Abstract Number: 274 Working Group: Aerosol Physics
Abstract The volatility distribution of complex organic aerosol can be better constrained combining thermodenuder and isothermal dilution measurements (Karnezi et al., 2014). Smog chamber experiments were conducted in the FORTH Laboratory of Air Quality studies using organic aerosol produced during meat charbroiling. The emissions were then fed in a 10 m$^3 chamber filled with clean air. The thermodenuder was operated at a temperature range from 25 to 250$^oC with a 16 s centerline residence time coupled to a High Resolution Time-of-Flight Aerosol Mass Spectrometer (HR-AMS) and a Scanning Mobility Particle Sizer (SMPS). In parallel, a smaller chamber (~1 m$^3) filled with clean air was used to dilute isothermally the aerosol of the larger chamber facility by approximately a factor of 10. The evolution of the OA size distribution in the smaller chamber was followed using an SMPS. The measurements in both systems were corrected for the size-dependent wall losses. The OA mass fraction remaining was measured as a function of temperature in the thermodenuder and as a function of time in the dilution chamber. These two sets of measurements were then used together with the approach of Karnezi et al. (2014) to estimate the volatility distribution of the OA and its effective enthalpy of vaporization.
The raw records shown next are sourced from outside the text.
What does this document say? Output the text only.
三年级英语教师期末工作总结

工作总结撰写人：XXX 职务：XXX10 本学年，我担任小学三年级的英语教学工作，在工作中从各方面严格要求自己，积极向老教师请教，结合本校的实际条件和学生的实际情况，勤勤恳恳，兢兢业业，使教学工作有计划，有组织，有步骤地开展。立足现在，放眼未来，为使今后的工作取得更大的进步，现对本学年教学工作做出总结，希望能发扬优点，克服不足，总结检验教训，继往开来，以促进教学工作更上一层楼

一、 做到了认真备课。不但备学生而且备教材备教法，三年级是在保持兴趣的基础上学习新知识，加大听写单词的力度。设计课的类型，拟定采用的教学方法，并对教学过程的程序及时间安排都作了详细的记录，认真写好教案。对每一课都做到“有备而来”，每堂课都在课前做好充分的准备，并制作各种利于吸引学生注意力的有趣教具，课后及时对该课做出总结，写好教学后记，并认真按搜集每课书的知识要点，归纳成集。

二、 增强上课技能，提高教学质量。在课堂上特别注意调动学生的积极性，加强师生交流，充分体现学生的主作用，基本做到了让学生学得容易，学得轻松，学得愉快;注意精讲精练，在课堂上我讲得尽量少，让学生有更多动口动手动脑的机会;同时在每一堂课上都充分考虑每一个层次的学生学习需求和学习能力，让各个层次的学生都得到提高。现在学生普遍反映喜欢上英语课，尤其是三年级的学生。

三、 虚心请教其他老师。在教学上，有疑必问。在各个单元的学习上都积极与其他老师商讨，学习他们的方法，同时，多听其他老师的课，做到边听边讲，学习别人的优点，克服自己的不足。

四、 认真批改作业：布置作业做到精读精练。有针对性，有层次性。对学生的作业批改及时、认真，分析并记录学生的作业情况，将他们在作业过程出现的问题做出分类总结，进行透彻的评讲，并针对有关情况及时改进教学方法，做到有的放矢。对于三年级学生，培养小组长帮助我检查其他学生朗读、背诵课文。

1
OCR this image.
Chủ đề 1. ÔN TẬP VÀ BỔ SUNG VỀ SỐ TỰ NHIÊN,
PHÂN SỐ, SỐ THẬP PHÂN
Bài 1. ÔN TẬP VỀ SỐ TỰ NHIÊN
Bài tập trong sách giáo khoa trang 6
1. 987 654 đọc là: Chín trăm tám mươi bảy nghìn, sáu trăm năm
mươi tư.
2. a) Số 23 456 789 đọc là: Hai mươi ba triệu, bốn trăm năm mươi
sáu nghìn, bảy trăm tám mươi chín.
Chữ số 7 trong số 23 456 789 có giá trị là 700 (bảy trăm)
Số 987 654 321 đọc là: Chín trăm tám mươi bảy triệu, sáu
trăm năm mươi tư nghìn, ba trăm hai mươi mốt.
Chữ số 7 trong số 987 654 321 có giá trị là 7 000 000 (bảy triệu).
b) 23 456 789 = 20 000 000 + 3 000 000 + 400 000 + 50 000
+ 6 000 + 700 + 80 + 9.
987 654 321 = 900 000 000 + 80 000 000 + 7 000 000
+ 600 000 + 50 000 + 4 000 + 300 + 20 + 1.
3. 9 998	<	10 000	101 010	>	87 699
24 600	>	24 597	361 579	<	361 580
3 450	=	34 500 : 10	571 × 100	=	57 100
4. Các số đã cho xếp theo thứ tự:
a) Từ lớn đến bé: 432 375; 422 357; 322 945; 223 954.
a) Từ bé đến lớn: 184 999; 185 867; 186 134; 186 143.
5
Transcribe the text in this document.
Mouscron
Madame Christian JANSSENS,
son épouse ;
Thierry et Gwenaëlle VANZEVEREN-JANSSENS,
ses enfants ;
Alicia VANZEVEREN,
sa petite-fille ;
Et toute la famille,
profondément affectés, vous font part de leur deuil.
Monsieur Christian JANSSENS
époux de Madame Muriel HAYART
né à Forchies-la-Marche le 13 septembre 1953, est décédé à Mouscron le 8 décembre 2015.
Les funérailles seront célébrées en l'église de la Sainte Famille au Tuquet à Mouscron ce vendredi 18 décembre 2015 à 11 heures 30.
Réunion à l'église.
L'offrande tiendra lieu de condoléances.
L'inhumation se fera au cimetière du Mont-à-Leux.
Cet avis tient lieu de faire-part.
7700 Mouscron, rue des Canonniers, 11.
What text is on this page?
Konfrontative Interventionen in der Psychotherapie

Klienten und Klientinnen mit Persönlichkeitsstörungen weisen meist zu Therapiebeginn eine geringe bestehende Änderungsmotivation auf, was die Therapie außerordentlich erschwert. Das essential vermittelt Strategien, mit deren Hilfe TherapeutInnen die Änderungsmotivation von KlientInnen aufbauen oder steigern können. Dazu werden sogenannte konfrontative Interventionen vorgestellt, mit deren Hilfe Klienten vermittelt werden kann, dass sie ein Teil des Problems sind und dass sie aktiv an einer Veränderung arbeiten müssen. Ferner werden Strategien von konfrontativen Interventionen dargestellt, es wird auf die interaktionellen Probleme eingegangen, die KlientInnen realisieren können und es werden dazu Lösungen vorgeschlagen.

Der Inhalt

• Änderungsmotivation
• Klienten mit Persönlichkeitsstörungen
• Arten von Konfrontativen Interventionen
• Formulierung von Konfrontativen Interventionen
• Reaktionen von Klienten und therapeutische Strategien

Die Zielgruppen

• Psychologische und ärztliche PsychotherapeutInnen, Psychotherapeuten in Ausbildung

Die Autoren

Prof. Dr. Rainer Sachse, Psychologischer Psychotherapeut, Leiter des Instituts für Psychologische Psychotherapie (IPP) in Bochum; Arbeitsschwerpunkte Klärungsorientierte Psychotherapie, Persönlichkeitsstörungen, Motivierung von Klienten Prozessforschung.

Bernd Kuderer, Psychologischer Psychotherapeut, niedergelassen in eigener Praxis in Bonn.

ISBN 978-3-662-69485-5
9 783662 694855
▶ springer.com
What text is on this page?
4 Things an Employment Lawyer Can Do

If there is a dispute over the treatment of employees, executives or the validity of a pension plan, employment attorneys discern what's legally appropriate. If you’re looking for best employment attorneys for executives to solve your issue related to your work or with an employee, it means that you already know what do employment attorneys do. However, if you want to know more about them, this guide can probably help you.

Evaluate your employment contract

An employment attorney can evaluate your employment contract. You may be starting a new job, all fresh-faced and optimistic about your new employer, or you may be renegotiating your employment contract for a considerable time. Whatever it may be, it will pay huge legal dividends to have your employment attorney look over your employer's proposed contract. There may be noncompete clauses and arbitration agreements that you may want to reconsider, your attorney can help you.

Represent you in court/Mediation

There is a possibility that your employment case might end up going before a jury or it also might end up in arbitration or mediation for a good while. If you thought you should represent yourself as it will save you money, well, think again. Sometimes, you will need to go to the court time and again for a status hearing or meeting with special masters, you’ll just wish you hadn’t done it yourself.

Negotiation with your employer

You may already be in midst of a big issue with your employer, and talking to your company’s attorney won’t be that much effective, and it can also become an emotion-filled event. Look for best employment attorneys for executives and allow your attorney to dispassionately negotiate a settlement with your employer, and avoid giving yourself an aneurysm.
In most of the isothermal dilution experiments 20-30% of the aerosol mass evaporated at ambient temperature after approximately an hour. In the thermodenuder almost all the organic aerosol evaporated at 200$^oC. The resulting volatility distribution suggests that 20% of the cooking OA consisted of extremely low volatility organic compounds, 65% of low volatility compounds, and the remaining 15% of semi-volatile organic compounds.